The chain says it will now match advertised prices from brick-and-mortar rivals as well as 19 major online competitors, such as Amazon, starting March 3. The price guarantees will be year-round and apply to virtually all items. Previously, the company's price-match policy was limited to holiday shopping periods and featured items.
While Best Buy has been suffering from weak sales and earnings, some experts say the damage from showrooming was probably overstated.
Craig Johnson, president of independent consulting firm Customer Growth Partners, said Best Buy's former management used showrooming as an excuse for bad sales.
"That has not been helpful to them, but they have problems prior to that which has nothing to do with showrooming," he said.
Johnson said the chain also has too much retail space that came from over-expansion in the past.
"They have too many square feet chasing too few buyers," he said.
On top of that, televisions -- one of Best Buy's biggest-ticket items -- have so much competition among retailers that there is little difference in pricing.
"The sales problem is that the TV category is a fiasco for retailers," said David Strasser, retail analyst with Janey Montgomery Scott.

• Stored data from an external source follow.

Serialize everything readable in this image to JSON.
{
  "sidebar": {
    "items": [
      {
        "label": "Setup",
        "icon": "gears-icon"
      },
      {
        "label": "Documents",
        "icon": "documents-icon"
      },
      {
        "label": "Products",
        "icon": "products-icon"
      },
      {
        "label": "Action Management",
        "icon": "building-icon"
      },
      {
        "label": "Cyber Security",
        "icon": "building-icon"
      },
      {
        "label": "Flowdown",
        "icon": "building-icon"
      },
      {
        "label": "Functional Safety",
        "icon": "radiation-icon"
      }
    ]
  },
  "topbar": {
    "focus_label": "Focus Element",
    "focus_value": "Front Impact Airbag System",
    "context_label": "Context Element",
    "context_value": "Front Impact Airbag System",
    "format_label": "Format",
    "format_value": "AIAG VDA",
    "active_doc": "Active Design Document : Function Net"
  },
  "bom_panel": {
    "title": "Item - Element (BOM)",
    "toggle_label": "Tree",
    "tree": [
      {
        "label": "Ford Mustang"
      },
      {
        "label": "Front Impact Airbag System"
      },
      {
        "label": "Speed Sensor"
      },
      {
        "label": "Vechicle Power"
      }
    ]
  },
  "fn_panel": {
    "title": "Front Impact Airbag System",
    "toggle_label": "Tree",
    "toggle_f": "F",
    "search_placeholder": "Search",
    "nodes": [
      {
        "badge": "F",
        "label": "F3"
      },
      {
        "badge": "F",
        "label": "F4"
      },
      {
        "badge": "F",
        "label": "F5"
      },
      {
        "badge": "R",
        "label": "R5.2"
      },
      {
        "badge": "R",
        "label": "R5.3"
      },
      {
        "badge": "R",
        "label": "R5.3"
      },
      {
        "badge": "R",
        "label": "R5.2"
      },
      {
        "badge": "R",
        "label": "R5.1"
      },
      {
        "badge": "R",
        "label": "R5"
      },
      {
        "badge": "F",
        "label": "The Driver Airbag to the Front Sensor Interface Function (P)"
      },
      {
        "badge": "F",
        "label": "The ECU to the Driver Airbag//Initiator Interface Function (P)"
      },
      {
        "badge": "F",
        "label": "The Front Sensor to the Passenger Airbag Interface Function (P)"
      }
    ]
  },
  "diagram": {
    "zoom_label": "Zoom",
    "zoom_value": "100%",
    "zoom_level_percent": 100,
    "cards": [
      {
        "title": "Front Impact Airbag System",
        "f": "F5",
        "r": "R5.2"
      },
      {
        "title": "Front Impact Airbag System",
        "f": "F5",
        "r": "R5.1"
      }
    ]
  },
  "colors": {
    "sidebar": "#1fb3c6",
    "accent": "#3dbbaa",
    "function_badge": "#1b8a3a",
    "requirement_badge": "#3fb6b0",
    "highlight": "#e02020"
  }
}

Earlier this year Target also announced that it was expanding its price guarantee year round, rather than just at the holiday period.
Online retailers will still have a price edge for consumers who live in states with no sales tax on online purchases, particularly if the online retailer offers free shipping.
Still, Strasser said Best Buy's price matching will likely give the company an advantage.
"It'll help the consumer confidence for their customers, and help them close some sales," he said. "I think it's a no brainer."
Shares of Best Buy were up nearly 3 percent on the announcement.